You have watched the best of drivers at work behind the wheel of an F1 or an Indy car, or perhaps a Corvette, Ferrari or BMW battling for a win in sports car racing. You have been alongside NASA tracks and watched the racers mixing it up, and all the while observing how each driver handles the track and makes adjustments.
You have just turned up for your fourth or fifth event with NASA HPDE, and have come to terms with the expectations of NASA and your fellow drivers, whose faces are beginning to look familiar. In showing up for the weekend, you are likely to be returning to a track you have already circulated four and maybe eight times with each session completed, stamping its imprint firmly in your brain. You still have your instructor alongside you as you begin contemplating your first outing driving solo, and you are beginning to take in all that is happening around you.
Fortunately for you, NASA has provided an instructor that is familiar with your car and likely is an active racer campaigning a similar vehicle. It’s advantageous to have someone familiar with high-horsepower cars as you take your car onto the track. Point is, you are now beginning to have a little more fun than you did the very first time you went on track, when you had absolutely no experience.

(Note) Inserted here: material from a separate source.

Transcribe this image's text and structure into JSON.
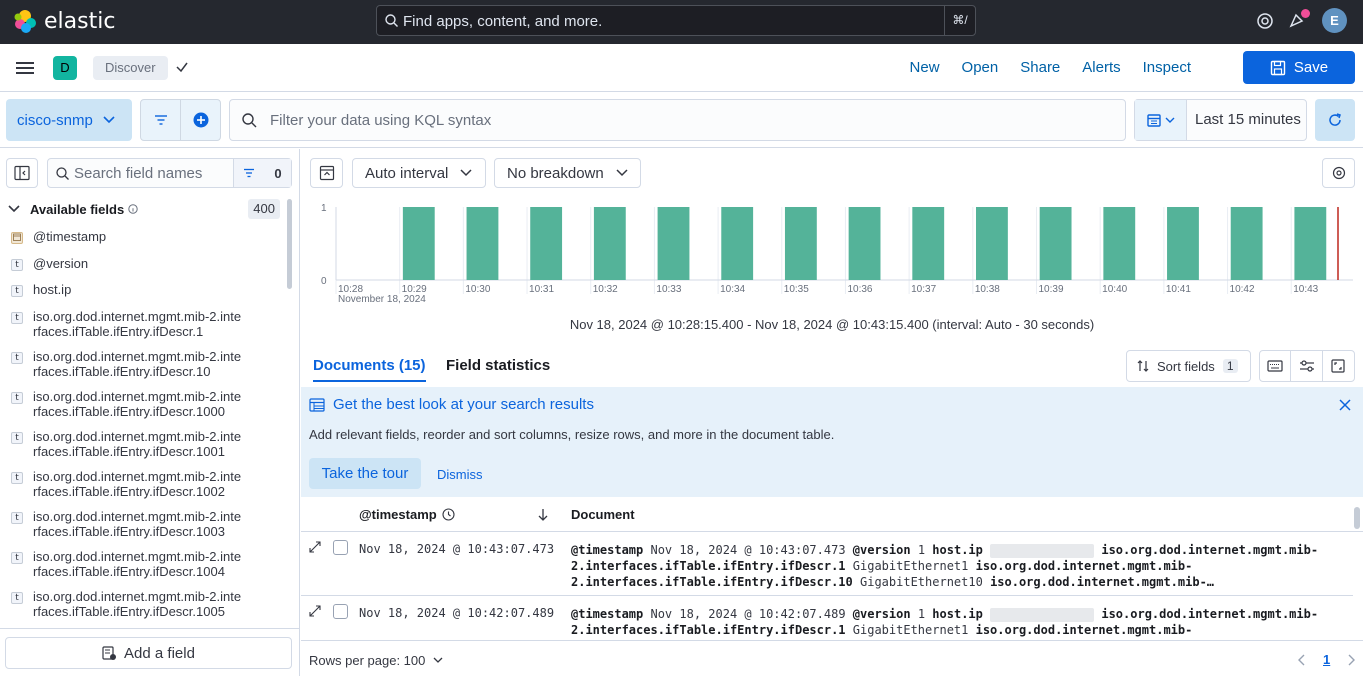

By now you have had four or five weekends to talk to those around you who are fielding similar cars, and in socializing you have discovered that there is little advantage to be gained at this point from mucking about with the suspension and the aero. In time you will come to appreciate mechanical and aero contributions to grip, but for now, it’s all about etching the flow of the track deeper into your brain. Be smooth and manage your inputs and you will go faster in time.
In HPDE, before you can begin to think about “attacking the circuit” you need to know the circuit. You will be advised to walk the track at some point. Do it. You can learn a lot from looking at braking points and apexes. The makeup of the track will never be consistent and there are places to avoid just as there are grooves that can help. But here’s the thing: Once you begin revisiting the circuits that are part of the rotation for your region, it’s all about developing muscle memory.
Again, it’s all about being smooth, and the key ingredient to becoming smooth is to feel the flow of the track. Even the best Indy driver will tell you that for this or that track, it’s about finding the flow – something that many of us saw when Indy drivers tackled the Circuit of the Americas for the first time. And did you see who won? Rookie Indy driver, Colton Herta! More importantly, did you know that both of Colton’s grandparents, Brian and Jan Kenny, have spent time with NASA SoCal and yes, it took them time to develop the muscle memory before they advanced, although in Jan’s case — she’s already a seasoned racer — it came back rather quickly.
Ultimately, everyone has to accumulate seat time and put in the laps. What we talk about is “consolidating a specific motor skill into memory through repetition,” or so I have been told. Yes, repetition gained from experience on-track driving your car. Take to heart the advice from your instructor, and use what you’ve learned when walk the track. Now get out there and drive!